Another thing I can do is re-enter the story of my life, read and feel the words I've painfully inscribed there, and sculpt and build and keep telling the story.  Why is telling my story so important?  Because it reminds me that I'm a living, breathing, feeling human who even at the age of 71 is envisioning a lot more life to live ... A lot more love to be had... It also puts my words, my own sensibility, OUT THERE in the universe.  And the more I can do that, the less alienated and sorrowful I will feel.  You cannot make peace in the world until you make peace in yourself, the Dalai Lama said, and as I put my precious story out there, I help change the world in my own small, but entirely unique, way.  So, I may be invisible to the publishing world and barely worthy of publishing, but I'm not to myself, and I am driven by a wish to spread my words around, and so I will.  I will hold the faith that someday they may show up in a book.

And interestingly, and here is where I feel able to tie this all together, my pulling myself out of a drug induced existence and returning to my authentic "self" was the catalyst for all of the above!  When you are not yourself, you don't feel, don't think clearly, don't respond with passion -- you can't. The juice is not there.  So, you think you're o.k., sort of, and you go on.  But you're not.  Because you can't cry, don't feel like laughing at a friend's story, and even the beauty of your 16 year old Maine Coon cat doesn't melt your heart.  So, you decide you're not really depressed, and you discard the pills.  And your sleep is good and gradually you return to who you are.  And you see that who you are is really quite engaging, sweet, and good.
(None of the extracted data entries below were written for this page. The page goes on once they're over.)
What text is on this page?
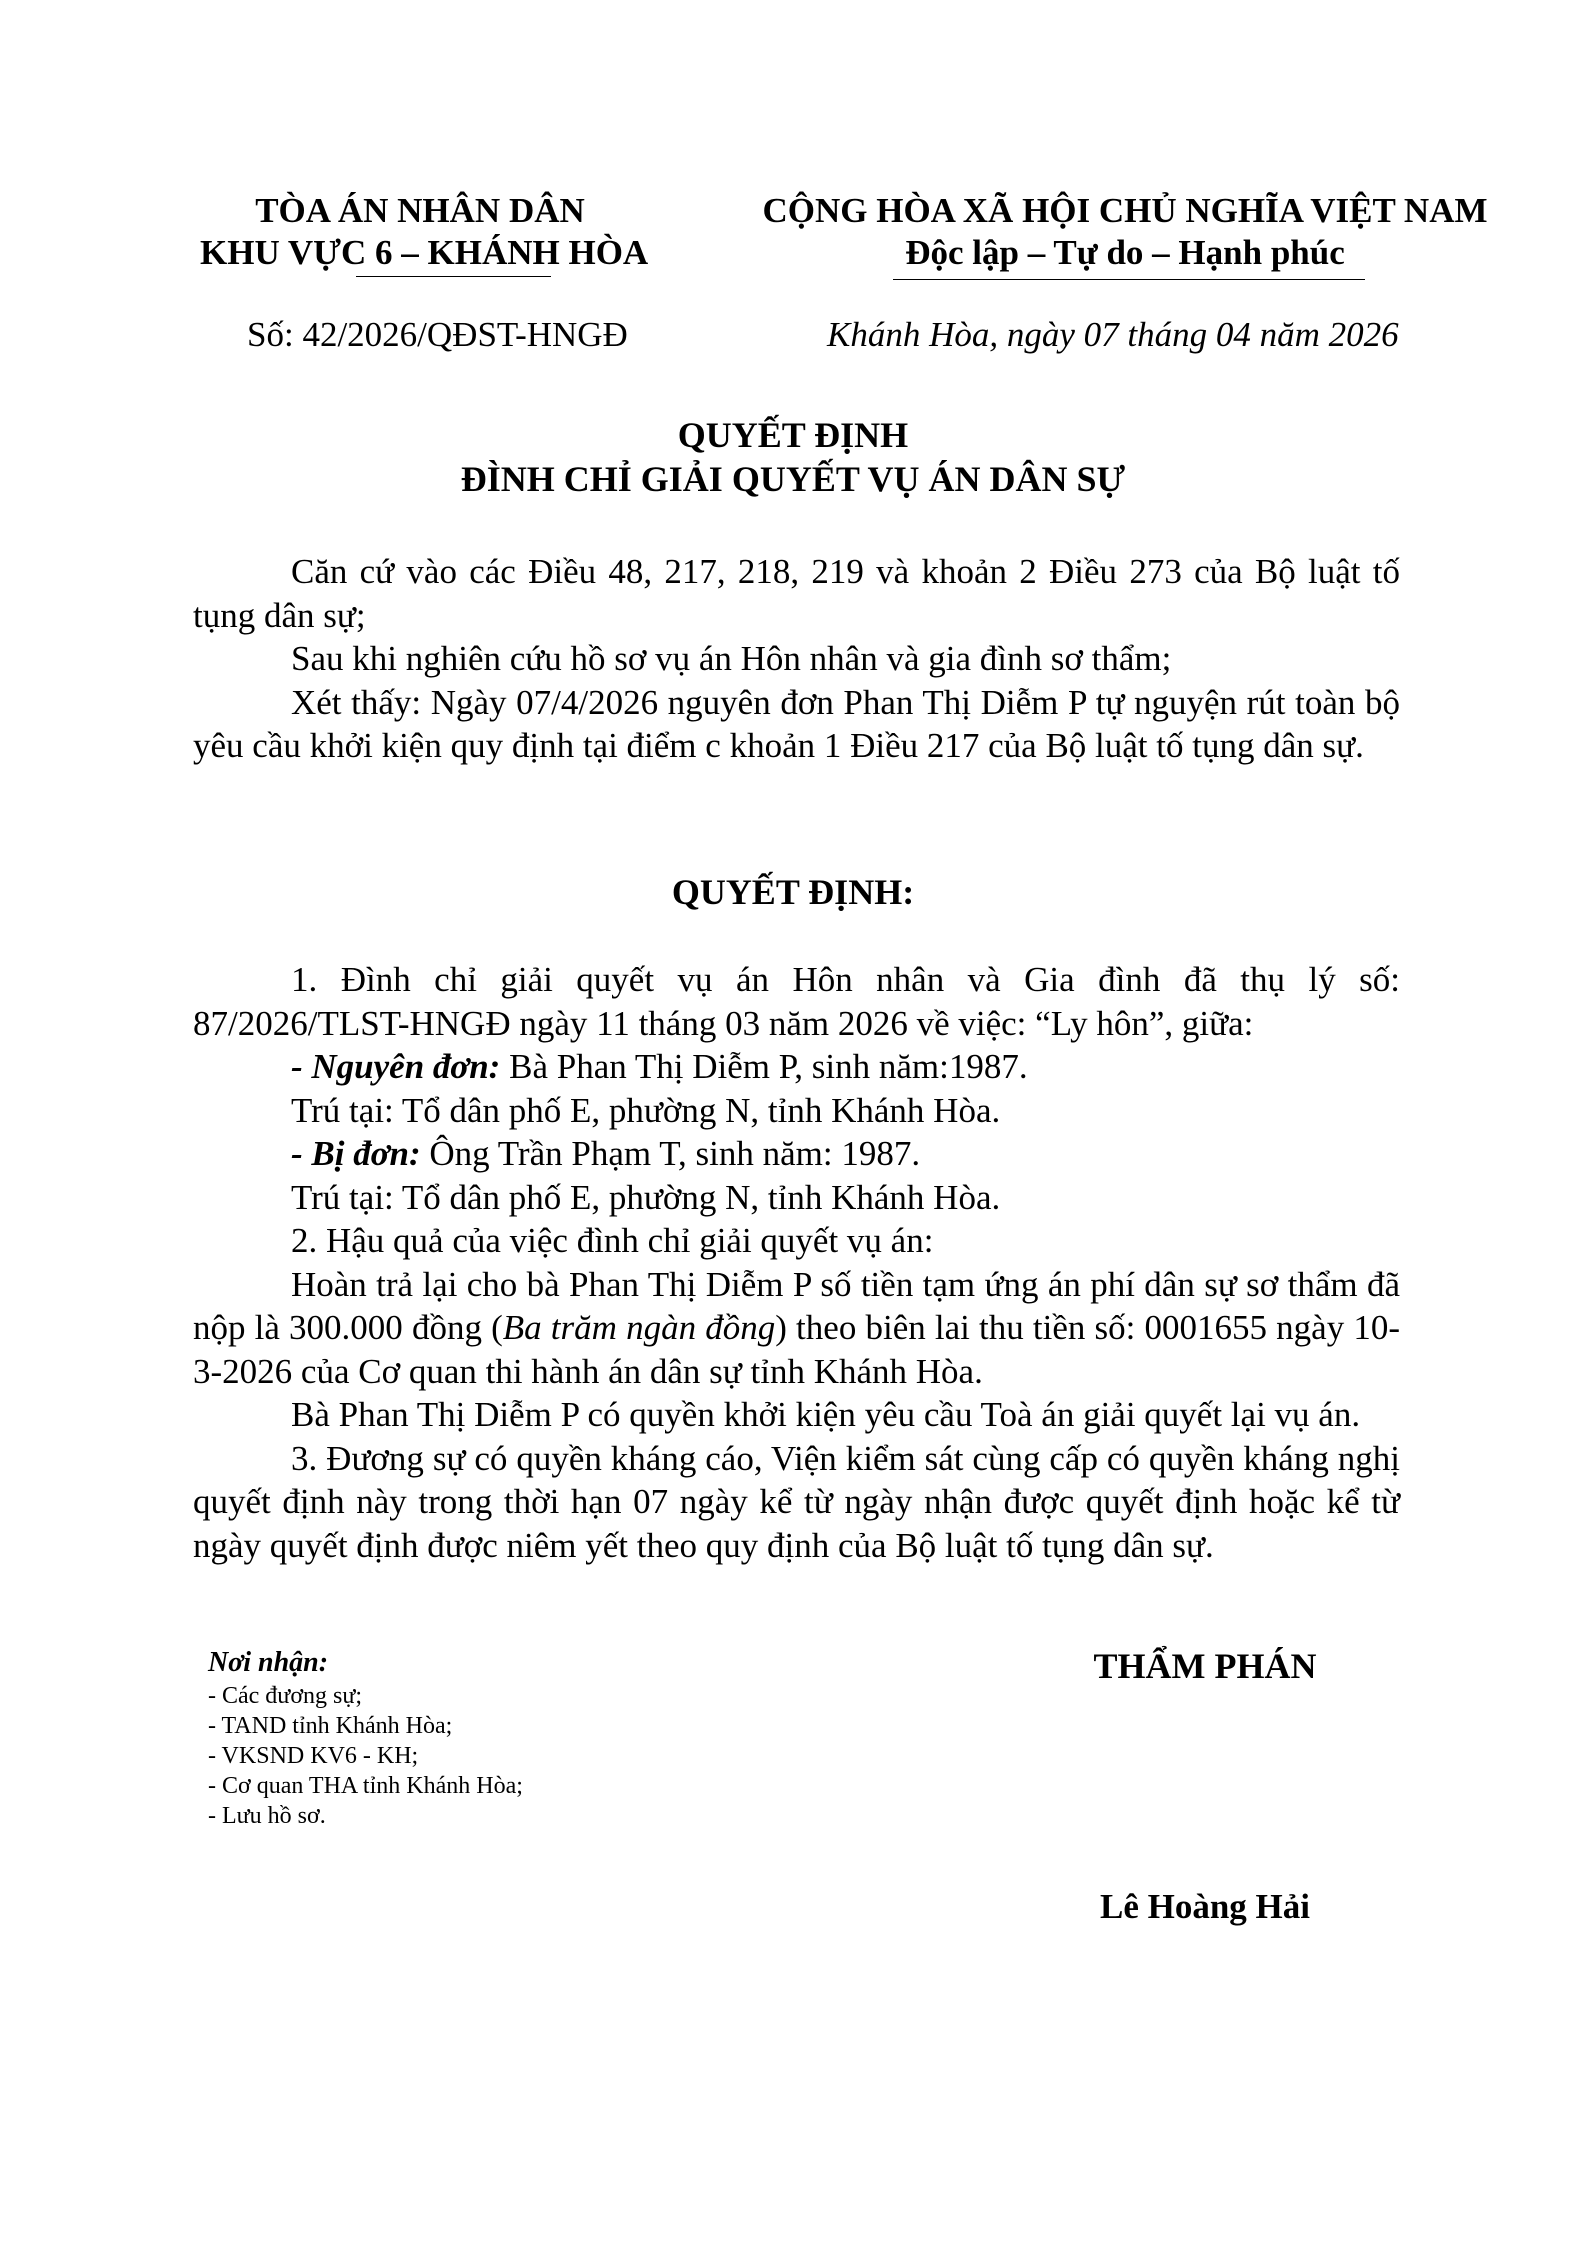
TÒA ÁN NHÂN DÂN
KHU VỰC 6 – KHÁNH HÒA
CỘNG HÒA XÃ HỘI CHỦ NGHĨA VIỆT NAM
Độc lập – Tự do – Hạnh phúc
Số: 42/2026/QĐST-HNGĐ	Khánh Hòa, ngày 07 tháng 04 năm 2026
QUYẾT ĐỊNH
ĐÌNH CHỈ GIẢI QUYẾT VỤ ÁN DÂN SỰ

Căn cứ vào các Điều 48, 217, 218, 219 và khoản 2 Điều 273 của Bộ luật tố tụng dân sự;

Sau khi nghiên cứu hồ sơ vụ án Hôn nhân và gia đình sơ thẩm;

Xét thấy: Ngày 07/4/2026 nguyên đơn Phan Thị Diễm P tự nguyện rút toàn bộ yêu cầu khởi kiện quy định tại điểm c khoản 1 Điều 217 của Bộ luật tố tụng dân sự.

QUYẾT ĐỊNH:

1. Đình chỉ giải quyết vụ án Hôn nhân và Gia đình đã thụ lý số: 87/2026/TLST-HNGĐ ngày 11 tháng 03 năm 2026 về việc: “Ly hôn”, giữa:

- Nguyên đơn: Bà Phan Thị Diễm P, sinh năm:1987.

Trú tại: Tổ dân phố E, phường N, tỉnh Khánh Hòa.

- Bị đơn: Ông Trần Phạm T, sinh năm: 1987.

Trú tại: Tổ dân phố E, phường N, tỉnh Khánh Hòa.

2. Hậu quả của việc đình chỉ giải quyết vụ án:

Hoàn trả lại cho bà Phan Thị Diễm P số tiền tạm ứng án phí dân sự sơ thẩm đã nộp là 300.000 đồng (Ba trăm ngàn đồng) theo biên lai thu tiền số: 0001655 ngày 10-3-2026 của Cơ quan thi hành án dân sự tỉnh Khánh Hòa.

Bà Phan Thị Diễm P có quyền khởi kiện yêu cầu Toà án giải quyết lại vụ án.

3. Đương sự có quyền kháng cáo, Viện kiểm sát cùng cấp có quyền kháng nghị quyết định này trong thời hạn 07 ngày kể từ ngày nhận được quyết định hoặc kể từ ngày quyết định được niêm yết theo quy định của Bộ luật tố tụng dân sự.

Nơi nhận:
- Các đương sự;
- TAND tỉnh Khánh Hòa;
- VKSND KV6 - KH;
- Cơ quan THA tỉnh Khánh Hòa;
- Lưu hồ sơ.
THẨM PHÁN
Lê Hoàng Hải
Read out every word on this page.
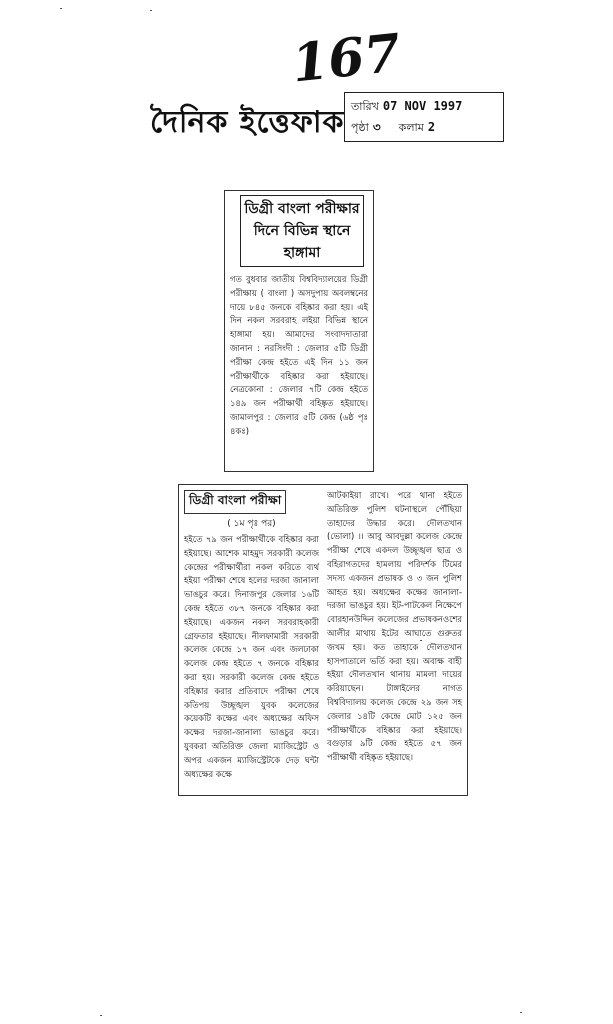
167
দৈনিক ইত্তেফাক তারিখ 07 NOV 1997
পৃষ্ঠা ৩ কলাম 2
ডিগ্রী বাংলা পরীক্ষার
দিনে বিভিন্ন স্থানে
হাঙ্গামা
গত বুধবার জাতীয় বিশ্ববিদ্যালয়ের ডিগ্রী পরীক্ষায় ( বাংলা ) অসদুপায় অবলম্বনের দায়ে ৮৪৫ জনকে বহিষ্কার করা হয়। এই দিন নকল সরবরাহ লইয়া বিভিন্ন স্থানে হাঙ্গামা হয়। আমাদের সংবাদদাতারা জানান : নরসিংদী : জেলার ৫টি ডিগ্রী পরীক্ষা কেন্দ্র হইতে এই দিন ১১ জন পরীক্ষার্থীকে বহিষ্কার করা হইয়াছে। নেত্রকোনা : জেলার ৭টি কেন্দ্র হইতে ১৪৯ জন পরীক্ষার্থী বহিষ্কৃত হইয়াছে। জামালপুর : জেলার ৫টি কেন্দ্র (৬ষ্ঠ পৃঃ ৪কঃ)
ডিগ্রী বাংলা পরীক্ষা
( ১ম পৃঃ পর)
হইতে ৭৯ জন পরীক্ষার্থীকে বহিষ্কার করা হইয়াছে। আশেক মাহমুদ সরকারী কলেজ কেন্দ্রের পরীক্ষার্থীরা নকল করিতে ব্যর্থ হইয়া পরীক্ষা শেষে হলের দরজা জানালা ভাঙচুর করে। দিনাজপুর জেলার ১৬টি কেন্দ্র হইতে ৩৮৭ জনকে বহিষ্কার করা হইয়াছে। একজন নকল সরবরাহকারী গ্রেফতার হইয়াছে। নীলফামারী সরকারী কলেজ কেন্দ্রে ১৭ জন এবং জলঢাকা কলেজ কেন্দ্র হইতে ৭ জনকে বহিষ্কার করা হয়। সরকারী কলেজ কেন্দ্র হইতে বহিষ্কার করার প্রতিবাদে পরীক্ষা শেষে কতিপয় উচ্ছৃঙ্খল যুবক কলেজের কয়েকটি কক্ষের এবং অধ্যক্ষের অফিস কক্ষের দরজা-জানালা ভাঙচুর করে। যুবকরা অতিরিক্ত জেলা ম্যাজিস্ট্রেট ও অপর একজন ম্যাজিস্ট্রেটকে দেড় ঘন্টা অধ্যক্ষের কক্ষে
আটকাইয়া রাখে। পরে থানা হইতে অতিরিক্ত পুলিশ ঘটনাস্থলে পৌঁছিয়া তাহাদের উদ্ধার করে। দৌলতখান (ভোলা) ।। আবু আবদুল্লা কলেজ কেন্দ্রে পরীক্ষা শেষে একদল উচ্ছৃঙ্খল ছাত্র ও বহিরাগতদের হামলায় পরিদর্শক টিমের সদস্য একজন প্রভাষক ও ৩ জন পুলিশ আহত হয়। অধ্যক্ষের কক্ষের জানালা-দরজা ভাঙচুর হয়। ইট-পাটকেল নিক্ষেপে বোরহানউদ্দিন কলেজের প্রভাষকনওশের আলীর মাথায় ইটের আঘাতে গুরুতর জখম হয়। কত তাহাকে দৌলতখান হাসপাতালে ভর্তি করা হয়। অবাক্ষ বাহী হইয়া দৌলতখান থানায় মামলা দায়ের করিয়াছেন। টাঙ্গাইলের নাগত বিশ্ববিদ্যালয় কলেজ কেন্দ্রে ২৯ জন সহ জেলার ১৪টি কেন্দ্রে মোট ১২৫ জন পরীক্ষার্থীকে বহিষ্কার করা হইয়াছে। বগুড়ার ৯টি কেন্দ্র হইতে ৫৭ জন পরীক্ষার্থী বহিষ্কৃত হইয়াছে।
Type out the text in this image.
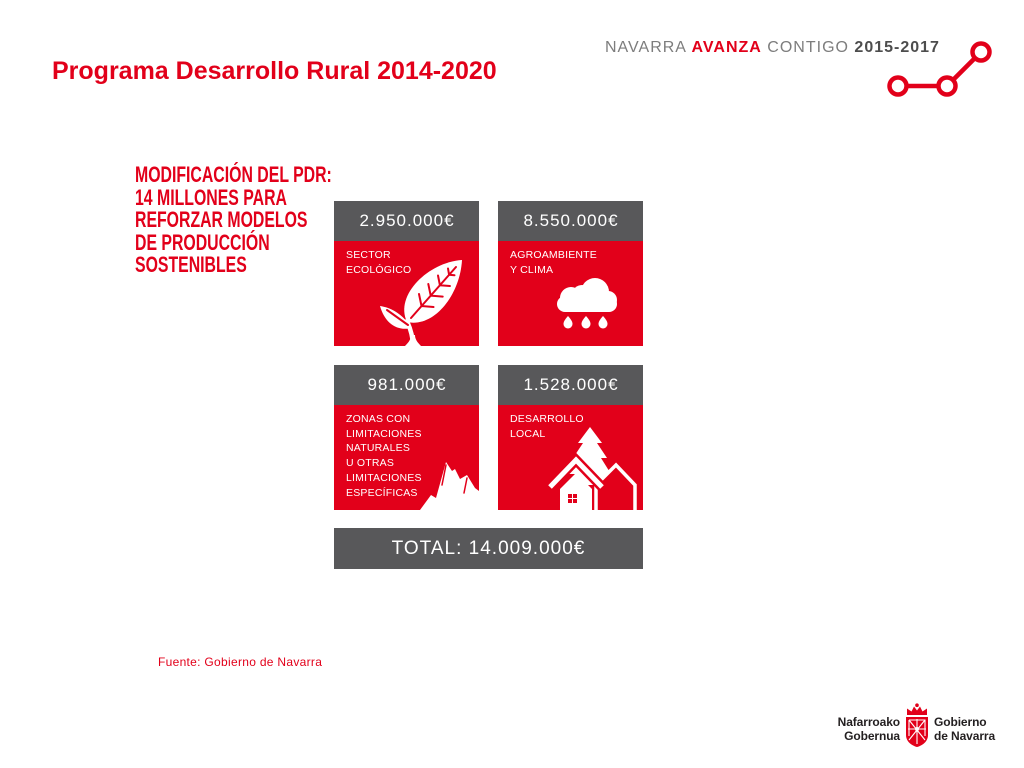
Programa Desarrollo Rural 2014-2020
NAVARRA AVANZA CONTIGO 2015-2017
MODIFICACIÓN DEL PDR:
14 MILLONES PARA
REFORZAR MODELOS
DE PRODUCCIÓN
SOSTENIBLES
2.950.000€
SECTOR
ECOLÓGICO
8.550.000€
AGROAMBIENTE
Y CLIMA
981.000€
ZONAS CON
LIMITACIONES
NATURALES
U OTRAS
LIMITACIONES
ESPECÍFICAS
1.528.000€
DESARROLLO
LOCAL
TOTAL: 14.009.000€
Fuente: Gobierno de Navarra
Nafarroako
Gobernua
Gobierno
de Navarra
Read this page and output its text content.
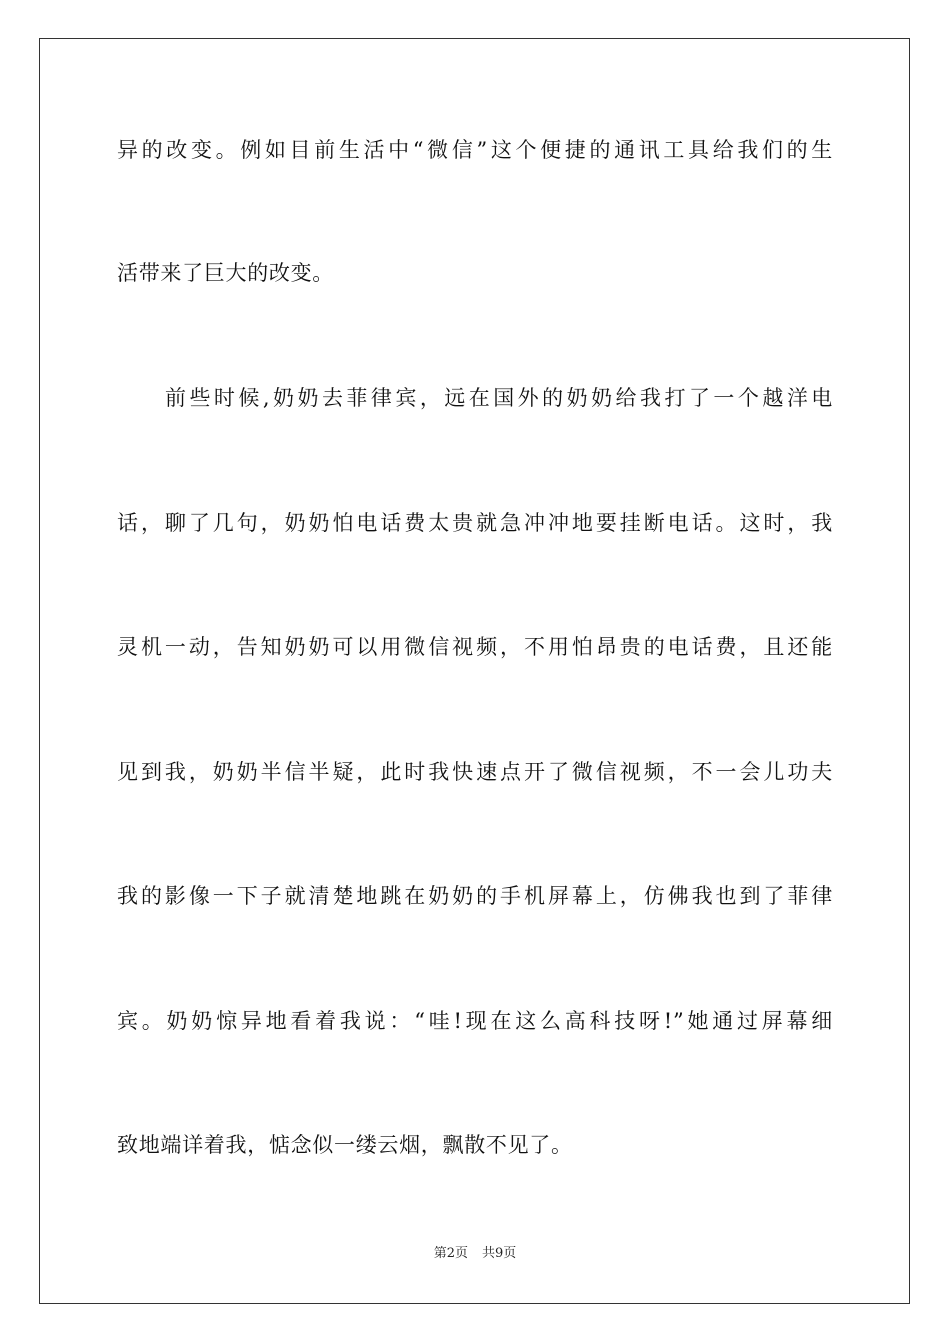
异的改变。例如目前生活中“微信”这个便捷的通讯工具给我们的生
活带来了巨大的改变。
前些时候,奶奶去菲律宾，远在国外的奶奶给我打了一个越洋电
话，聊了几句，奶奶怕电话费太贵就急冲冲地要挂断电话。这时，我
灵机一动，告知奶奶可以用微信视频，不用怕昂贵的电话费，且还能
见到我，奶奶半信半疑，此时我快速点开了微信视频，不一会儿功夫
我的影像一下子就清楚地跳在奶奶的手机屏幕上，仿佛我也到了菲律
宾。奶奶惊异地看着我说：“哇!现在这么高科技呀!”她通过屏幕细
致地端详着我，惦念似一缕云烟，飘散不见了。
第2页 共9页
We're living in a very dark and chaotic and scary time.  Sociopath running for president, hatred manifest almost everywhere, especially in urban communities where the economic/social divide is way too strong, and still we must get up, make our tea, walk our dog, and smile at those we meet on the street.  We must smile, because it is in our nature to be kindly.  We must pay attention, as harrowing as that is, to what is really going on in the culture, which means watching the news and reflecting as best we can.  Ignorance is not an option.  As I feel repelled by watching tonight's NPR's account of this week of killing, I will do it anyway, holdng my dog close to me, and trying to breathe into my heart and feel my own loving nature. And I'll be grateful that I'm alive to speak my peace ... Now and until I die.